How to Style a V-Neck Sweater

The V-neck sweater has come a long way since its sporting roots. Taking inspiration from some of its notable proponents, we explore how to style the versatile sweater today.
How to Style a V-Neck Sweater
There’s a single scene that almost did it for the V-neck sweater. In Basic Instinct, Michael Douglas works his way through a crowded nightclub – already slightly fish-out-of-water for the setting – wearing a V-neck sweater. Not a V-neck over a shirt or T-shirt, mind, but on its own, in a way more commonly associated with women’s dress. Oh, how the costume designer’s choice was condemned, even if, with hindsight – and much replication – it perhaps wasn’t the faux pas that style commentators ridiculed it as being. Thankfully, the V-neck sweater survived what would be just another of the many ups and downs the style has weathered over the last century. The V-neck had, by the film’s release, already become the habitual raiment for the well-off, middle-class, golf-loving man of a certain age and unadventurous wardrobe. It was the knitwear equivalent of a pair of slacks and some comfy moccasins – safe and easy, for men who wouldn’t know a fashion item if it stood them a pint of IPA. Ronnie Corbett owned the look. So, frankly, Douglas was trying to do the garment a favour. And he had precedent, too: make note of Rock Hudson’s cool in Come September – white pumps, white chinos and powder blue V-neck sweater, sans any kind of garment below. It was in sport – cricket, tennis and, yes, golf – that the V-neck sweater had its origins, serving a not dissimilar function to the sweatshirt, but in a more refined fashion for a time – the 1920s – when gentlemen still dressed to be players. It was a warm layer to slip on during or after play, that V cut making the putting on or taking off of the sweater that much easier, while also allowing some breathing space around the neckline, which in turn became a focal point of trim in collegiate colours.

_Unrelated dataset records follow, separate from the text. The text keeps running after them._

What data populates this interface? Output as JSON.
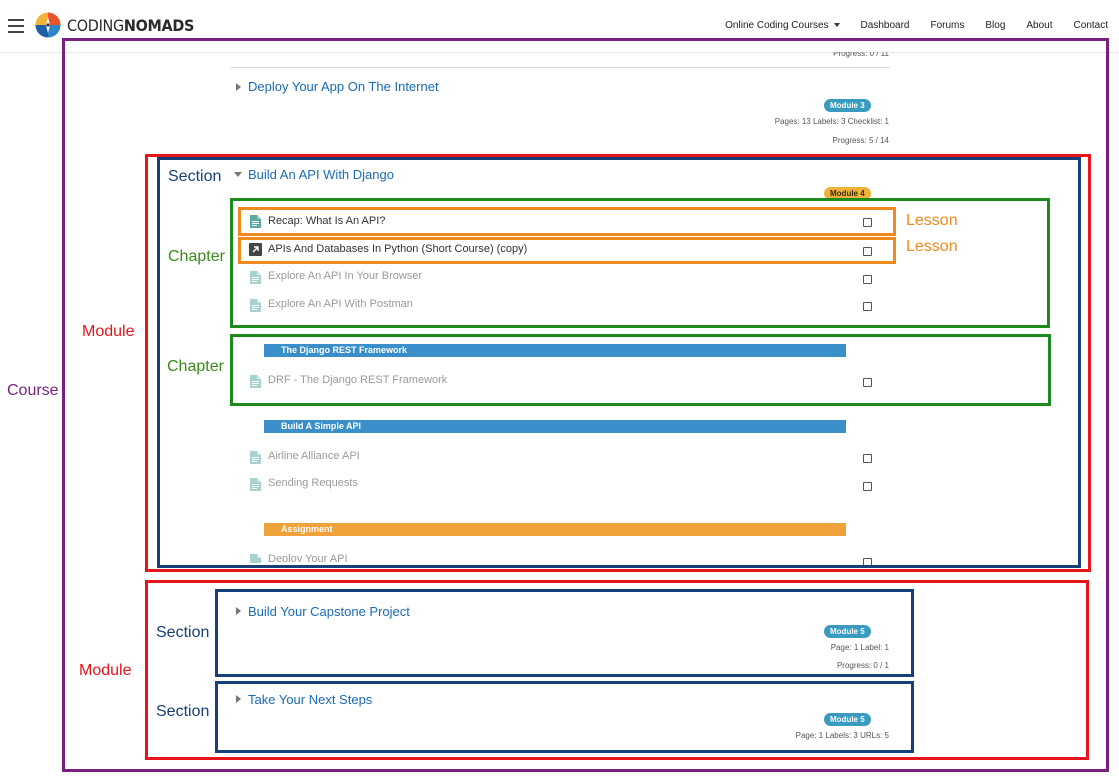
{
  "header": {
    "logo_text_light": "CODING",
    "logo_text_bold": "NOMADS",
    "nav": [
      "Online Coding Courses",
      "Dashboard",
      "Forums",
      "Blog",
      "About",
      "Contact"
    ]
  },
  "annotations": {
    "course": "Course",
    "module": "Module",
    "section": "Section",
    "chapter": "Chapter",
    "lesson": "Lesson"
  },
  "sections": {
    "prev_progress": "Progress: 0 / 11",
    "deploy": {
      "title": "Deploy Your App On The Internet",
      "badge": "Module 3",
      "meta": "Pages: 13  Labels: 3  Checklist: 1",
      "progress": "Progress: 5 / 14"
    },
    "api": {
      "title": "Build An API With Django",
      "badge": "Module 4",
      "lessons": [
        "Recap: What Is An API?",
        "APIs And Databases In Python (Short Course) (copy)",
        "Explore An API In Your Browser",
        "Explore An API With Postman",
        "DRF - The Django REST Framework",
        "Airline Alliance API",
        "Sending Requests",
        "Deploy Your API"
      ],
      "chapters": [
        "The Django REST Framework",
        "Build A Simple API",
        "Assignment"
      ]
    },
    "capstone": {
      "title": "Build Your Capstone Project",
      "badge": "Module 5",
      "meta": "Page: 1  Label: 1",
      "progress": "Progress: 0 / 1"
    },
    "next": {
      "title": "Take Your Next Steps",
      "badge": "Module 5",
      "meta": "Page: 1  Labels: 3  URLs: 5"
    }
  },
  "colors": {
    "course_border": "#7b1f7e",
    "module_border": "#e8141b",
    "section_border": "#173f78",
    "chapter_border": "#1c8a1c",
    "lesson_border": "#f08a1c",
    "link_blue": "#1a6bb5",
    "badge_teal": "#3a9bc1",
    "badge_yellow": "#f0b13a",
    "chapter_bar_blue": "#3a8fcb",
    "chapter_bar_amber": "#f0a23a"
  }
}
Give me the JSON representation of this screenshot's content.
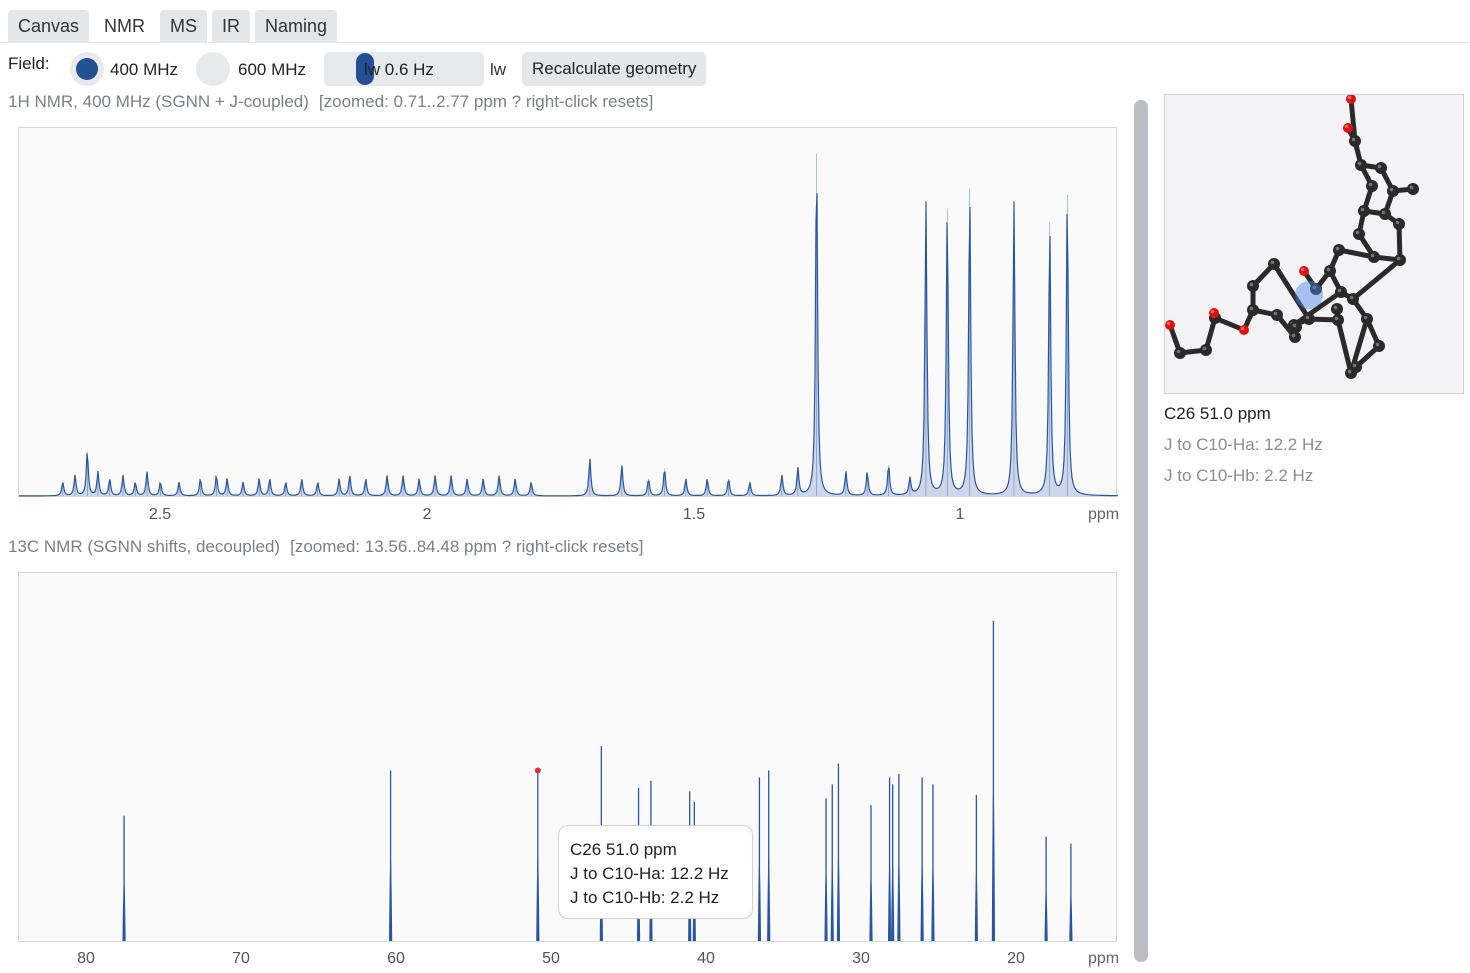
{
  "tabs": [
    {
      "label": "Canvas",
      "active": false
    },
    {
      "label": "NMR",
      "active": true
    },
    {
      "label": "MS",
      "active": false
    },
    {
      "label": "IR",
      "active": false
    },
    {
      "label": "Naming",
      "active": false
    }
  ],
  "field": {
    "label": "Field:",
    "options": [
      {
        "label": "400 MHz",
        "selected": true
      },
      {
        "label": "600 MHz",
        "selected": false
      }
    ],
    "linewidth_text": "lw 0.6 Hz",
    "linewidth_suffix": "lw",
    "recalc_label": "Recalculate geometry"
  },
  "h1": {
    "title": "1H NMR, 400 MHz (SGNN + J-coupled)",
    "zoom_text": "[zoomed: 0.71..2.77 ppm ? right-click resets]",
    "unit_label": "ppm"
  },
  "c13": {
    "title": "13C NMR (SGNN shifts, decoupled)",
    "zoom_text": "[zoomed: 13.56..84.48 ppm ? right-click resets]",
    "unit_label": "ppm"
  },
  "selection": {
    "title": "C26  51.0 ppm",
    "lines": [
      "J to C10-Ha: 12.2 Hz",
      "J to C10-Hb: 2.2 Hz"
    ]
  },
  "colors": {
    "spectrum": "#2756a3",
    "fill": "#b9c8e1",
    "highlight": "#e03030",
    "atom": "#2a2a2a",
    "oxygen": "#e01010",
    "selected_atom": "#4a86e8"
  },
  "chart_data": [
    {
      "type": "line",
      "name": "1H NMR spectrum",
      "xlim": [
        2.77,
        0.71
      ],
      "ylim": [
        0,
        1
      ],
      "xticks": [
        2.5,
        2.0,
        1.5,
        1.0
      ],
      "xlabel": "ppm",
      "grid": false,
      "peaks": [
        {
          "ppm": 2.688,
          "h": 0.04
        },
        {
          "ppm": 2.665,
          "h": 0.06
        },
        {
          "ppm": 2.642,
          "h": 0.13
        },
        {
          "ppm": 2.622,
          "h": 0.07
        },
        {
          "ppm": 2.6,
          "h": 0.05
        },
        {
          "ppm": 2.575,
          "h": 0.06
        },
        {
          "ppm": 2.552,
          "h": 0.04
        },
        {
          "ppm": 2.53,
          "h": 0.07
        },
        {
          "ppm": 2.505,
          "h": 0.04
        },
        {
          "ppm": 2.47,
          "h": 0.04
        },
        {
          "ppm": 2.43,
          "h": 0.05
        },
        {
          "ppm": 2.4,
          "h": 0.06
        },
        {
          "ppm": 2.38,
          "h": 0.05
        },
        {
          "ppm": 2.35,
          "h": 0.04
        },
        {
          "ppm": 2.32,
          "h": 0.05
        },
        {
          "ppm": 2.3,
          "h": 0.05
        },
        {
          "ppm": 2.27,
          "h": 0.04
        },
        {
          "ppm": 2.24,
          "h": 0.05
        },
        {
          "ppm": 2.21,
          "h": 0.04
        },
        {
          "ppm": 2.17,
          "h": 0.05
        },
        {
          "ppm": 2.15,
          "h": 0.06
        },
        {
          "ppm": 2.12,
          "h": 0.05
        },
        {
          "ppm": 2.08,
          "h": 0.06
        },
        {
          "ppm": 2.05,
          "h": 0.06
        },
        {
          "ppm": 2.02,
          "h": 0.05
        },
        {
          "ppm": 1.99,
          "h": 0.06
        },
        {
          "ppm": 1.96,
          "h": 0.06
        },
        {
          "ppm": 1.93,
          "h": 0.05
        },
        {
          "ppm": 1.9,
          "h": 0.05
        },
        {
          "ppm": 1.87,
          "h": 0.06
        },
        {
          "ppm": 1.84,
          "h": 0.05
        },
        {
          "ppm": 1.81,
          "h": 0.04
        },
        {
          "ppm": 1.7,
          "h": 0.11
        },
        {
          "ppm": 1.64,
          "h": 0.09
        },
        {
          "ppm": 1.59,
          "h": 0.05
        },
        {
          "ppm": 1.56,
          "h": 0.08
        },
        {
          "ppm": 1.52,
          "h": 0.05
        },
        {
          "ppm": 1.48,
          "h": 0.05
        },
        {
          "ppm": 1.44,
          "h": 0.05
        },
        {
          "ppm": 1.4,
          "h": 0.04
        },
        {
          "ppm": 1.34,
          "h": 0.06
        },
        {
          "ppm": 1.31,
          "h": 0.08
        },
        {
          "ppm": 1.275,
          "h": 1.0
        },
        {
          "ppm": 1.22,
          "h": 0.07
        },
        {
          "ppm": 1.18,
          "h": 0.07
        },
        {
          "ppm": 1.14,
          "h": 0.09
        },
        {
          "ppm": 1.1,
          "h": 0.05
        },
        {
          "ppm": 1.07,
          "h": 0.86
        },
        {
          "ppm": 1.03,
          "h": 0.84
        },
        {
          "ppm": 0.988,
          "h": 0.9
        },
        {
          "ppm": 0.905,
          "h": 0.86
        },
        {
          "ppm": 0.838,
          "h": 0.8
        },
        {
          "ppm": 0.805,
          "h": 0.88
        }
      ]
    },
    {
      "type": "bar",
      "name": "13C NMR spectrum",
      "xlim": [
        84.48,
        13.56
      ],
      "ylim": [
        0,
        1
      ],
      "xticks": [
        80,
        70,
        60,
        50,
        40,
        30,
        20
      ],
      "xlabel": "ppm",
      "grid": false,
      "highlight_ppm": 51.0,
      "peaks": [
        {
          "ppm": 77.7,
          "h": 0.36
        },
        {
          "ppm": 60.5,
          "h": 0.49
        },
        {
          "ppm": 51.0,
          "h": 0.49
        },
        {
          "ppm": 46.9,
          "h": 0.56
        },
        {
          "ppm": 44.5,
          "h": 0.44
        },
        {
          "ppm": 43.7,
          "h": 0.46
        },
        {
          "ppm": 41.2,
          "h": 0.43
        },
        {
          "ppm": 40.9,
          "h": 0.4
        },
        {
          "ppm": 36.7,
          "h": 0.47
        },
        {
          "ppm": 36.1,
          "h": 0.49
        },
        {
          "ppm": 32.4,
          "h": 0.41
        },
        {
          "ppm": 32.0,
          "h": 0.45
        },
        {
          "ppm": 31.6,
          "h": 0.51
        },
        {
          "ppm": 29.5,
          "h": 0.39
        },
        {
          "ppm": 28.3,
          "h": 0.47
        },
        {
          "ppm": 28.1,
          "h": 0.45
        },
        {
          "ppm": 27.7,
          "h": 0.48
        },
        {
          "ppm": 26.2,
          "h": 0.47
        },
        {
          "ppm": 25.5,
          "h": 0.45
        },
        {
          "ppm": 22.7,
          "h": 0.42
        },
        {
          "ppm": 21.6,
          "h": 0.92
        },
        {
          "ppm": 18.2,
          "h": 0.3
        },
        {
          "ppm": 16.6,
          "h": 0.28
        }
      ]
    }
  ]
}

Michael Douglas' V-neck sweater was slated by wardrobe critics in Basic Instinct, 1992.
Rock Hudson pairs a V-neck sweater with white chinos in Come September, 1961.
Alain Delon styles his V-neck with a black turtle neck.
That shape – such a versatile detail – also made it easy to team the pullover with shirt and tie, Ronald Coleman-style, something that would also make the sweater a key part of many a schoolboy’s uniform, and essential marker of makeshift goal-posts each break time. Think Harry Potter. And then really try to put it out of your mind. The V-neck’s body was varied: cable knit became a trope of weekend styles – picture Cary Grant wearing his with a scarf tucked into the V – while in 1921, Edward VIII’s support of native knitters ensured that Fair Isle would forever be associated with 18 holes. Come the 1960s, golfwear brands the likes of Lyle & Scott made the diamonds of Argyle a classic pattern for the V-neck. But the appeal was the same. This was the sweater style that most suggested country club leisure, men at ease. In Hitchcock’s Vertigo Jimmy Stewart’s plain V-neck over an open-necked white shirt perhaps best captured the style. At least, that association with comfortable conservatism lasted a while, before the pendulum swung again. Ironically, that did not dissuade attempts by the first fledgling youth style tribes – in the UK at least – to reposition the V-neck as something other than bourgeois and just a bit boring, suffering the same unwarranted undertones that have, on occasion, blighted the likes of khakis or blazers. The first early Mods gave the style an edge – wearing it over a polo shirt – and then, in the following decade, in the run-up to Michael Douglas rocking the boat, football Casuals adopted a similar, Italian-inflected way of wearing their Sergio Tacchini and Fila V-necks. The prospect of James Bond wearing a V-neck – over shirt and tie in Skyfall - seemed a very long way off. Or perhaps that was an arch nod to the maroon Slazenger V-neck sweater worn by Sean Connery’s Bond in Goldfinger. No, that’s not right – because in those scenes Bond was, of course, playing golf. Such are the complex connotations of what is, after all, an eminently simple, wearable piece of knitwear.
James Bond, wearing a Slazenger V-Neck, goes head-to-head with Goldfinger during a round of golf.